I liked it so much that I adopted those words as some sort of a personal mantra. I say it at the closing of the yoga classes that I teach. I have it pinned up by my door. It reminds me to fully embody the earth that we live in—to breath it, taste it, play in it, respect it, and learn from it.
A year and a half ago this quote was like a broken record in my mind. I was two days into the nursing program at Northern Arizona University – but I wasn’t really there. It felt like I was swimming against the current—not flowing like a river. Something from the deepest point of my being was screaming “NO!!!”
On the third day of school I walked into the dean’s office and left the program, knowing that my family wouldn’t be happy. They’d been so excited for me—their little vagabond child—to settle down. I had been wandering: a resident of seven states, traveling to exotic places, and raft guiding every summer. When I had been in school, I’d taken classes like yoga or mountain biking. But as soon as I’d really tried to settle down, I knew that for me something was missing.
I met my fiancé Jason at a yoga training. He was a teacher too, and also an avid adventurer. He’d done short stints as a firefighter, physicist, and math teacher before chucking it all to follow his exploratory longings. After our first few times hanging out—climbing, biking, running, and doing yoga, I knew that he was it. Our passions for playing and living a non-traditional lifestyle were identical. Every day was an adventure. I jumped in headfirst. Our second date was my first adventure race. We won!

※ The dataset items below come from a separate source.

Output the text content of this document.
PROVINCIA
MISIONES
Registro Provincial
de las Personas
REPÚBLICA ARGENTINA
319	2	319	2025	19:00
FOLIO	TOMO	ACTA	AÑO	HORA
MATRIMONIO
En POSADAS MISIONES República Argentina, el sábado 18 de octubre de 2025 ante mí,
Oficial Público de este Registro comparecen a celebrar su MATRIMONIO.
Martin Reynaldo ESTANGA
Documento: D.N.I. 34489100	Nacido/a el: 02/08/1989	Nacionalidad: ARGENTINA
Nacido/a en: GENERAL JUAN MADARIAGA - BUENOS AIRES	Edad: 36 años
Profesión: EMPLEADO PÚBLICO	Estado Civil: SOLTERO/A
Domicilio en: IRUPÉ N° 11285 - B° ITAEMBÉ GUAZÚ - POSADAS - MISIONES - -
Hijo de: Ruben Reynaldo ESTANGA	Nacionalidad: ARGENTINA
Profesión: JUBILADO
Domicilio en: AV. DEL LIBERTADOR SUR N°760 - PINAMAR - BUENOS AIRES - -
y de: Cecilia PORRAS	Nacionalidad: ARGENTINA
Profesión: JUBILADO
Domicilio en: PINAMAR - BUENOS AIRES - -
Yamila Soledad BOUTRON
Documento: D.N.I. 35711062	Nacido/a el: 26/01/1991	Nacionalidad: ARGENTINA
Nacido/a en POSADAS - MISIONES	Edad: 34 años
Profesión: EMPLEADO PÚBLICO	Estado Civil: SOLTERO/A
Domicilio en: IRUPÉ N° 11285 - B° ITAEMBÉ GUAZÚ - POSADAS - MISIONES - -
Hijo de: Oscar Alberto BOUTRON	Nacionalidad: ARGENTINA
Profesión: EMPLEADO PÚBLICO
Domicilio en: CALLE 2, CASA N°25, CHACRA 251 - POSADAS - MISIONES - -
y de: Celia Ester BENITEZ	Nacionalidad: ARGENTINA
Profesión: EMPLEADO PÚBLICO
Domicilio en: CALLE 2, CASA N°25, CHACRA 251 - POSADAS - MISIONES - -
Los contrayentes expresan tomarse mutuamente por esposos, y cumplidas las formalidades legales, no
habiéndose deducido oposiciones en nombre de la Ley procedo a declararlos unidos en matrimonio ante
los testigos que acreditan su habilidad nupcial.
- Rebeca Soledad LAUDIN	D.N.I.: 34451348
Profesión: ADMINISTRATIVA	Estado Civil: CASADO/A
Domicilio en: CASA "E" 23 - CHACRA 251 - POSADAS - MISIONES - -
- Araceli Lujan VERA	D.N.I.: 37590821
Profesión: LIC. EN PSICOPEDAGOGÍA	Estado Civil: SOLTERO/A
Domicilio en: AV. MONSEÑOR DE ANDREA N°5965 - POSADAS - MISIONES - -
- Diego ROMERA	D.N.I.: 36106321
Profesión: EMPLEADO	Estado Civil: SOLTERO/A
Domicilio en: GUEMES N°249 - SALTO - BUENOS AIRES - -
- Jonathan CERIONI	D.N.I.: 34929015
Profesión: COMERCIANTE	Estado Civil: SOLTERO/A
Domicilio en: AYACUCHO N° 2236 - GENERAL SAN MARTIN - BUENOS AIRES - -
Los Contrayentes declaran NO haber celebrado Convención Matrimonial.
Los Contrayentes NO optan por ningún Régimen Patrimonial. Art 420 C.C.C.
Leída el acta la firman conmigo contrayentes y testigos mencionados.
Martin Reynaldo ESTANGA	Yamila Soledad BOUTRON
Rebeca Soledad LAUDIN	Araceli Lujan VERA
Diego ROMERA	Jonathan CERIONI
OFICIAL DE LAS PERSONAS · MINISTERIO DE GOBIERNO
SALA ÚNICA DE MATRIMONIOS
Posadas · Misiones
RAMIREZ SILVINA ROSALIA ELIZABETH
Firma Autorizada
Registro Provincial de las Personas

When I came home after that second day of school and told Jason that I wanted to quit, he didn’t try to talk me out of it. We decided to put all of our energy and efforts into growing our little group known as the YogaSlackers. Jason had founded the group a few years earlier with the simple goal of exploring the human potential.
Now, a year and half later, YogaSlackers are teaching “Redefining Balance” retreats across the U.S. Teaching people how to incorporate yoga, acrobatics, slackline, climbing, and sustainability. Our adventure racing team has reached the top level of the sport: we’re ranked in the top 10 of the U.S., and we’re in the top 20 worldwide. We’ve even developed our own slackline brand and a series of instructional DVDs.
I’m still living out of the back of my car (it’s crowded with Jason in there too!) or on couches of friends. And truth be told, even if I ever do start making enough money to even think of a house—I think a yurt is more my style.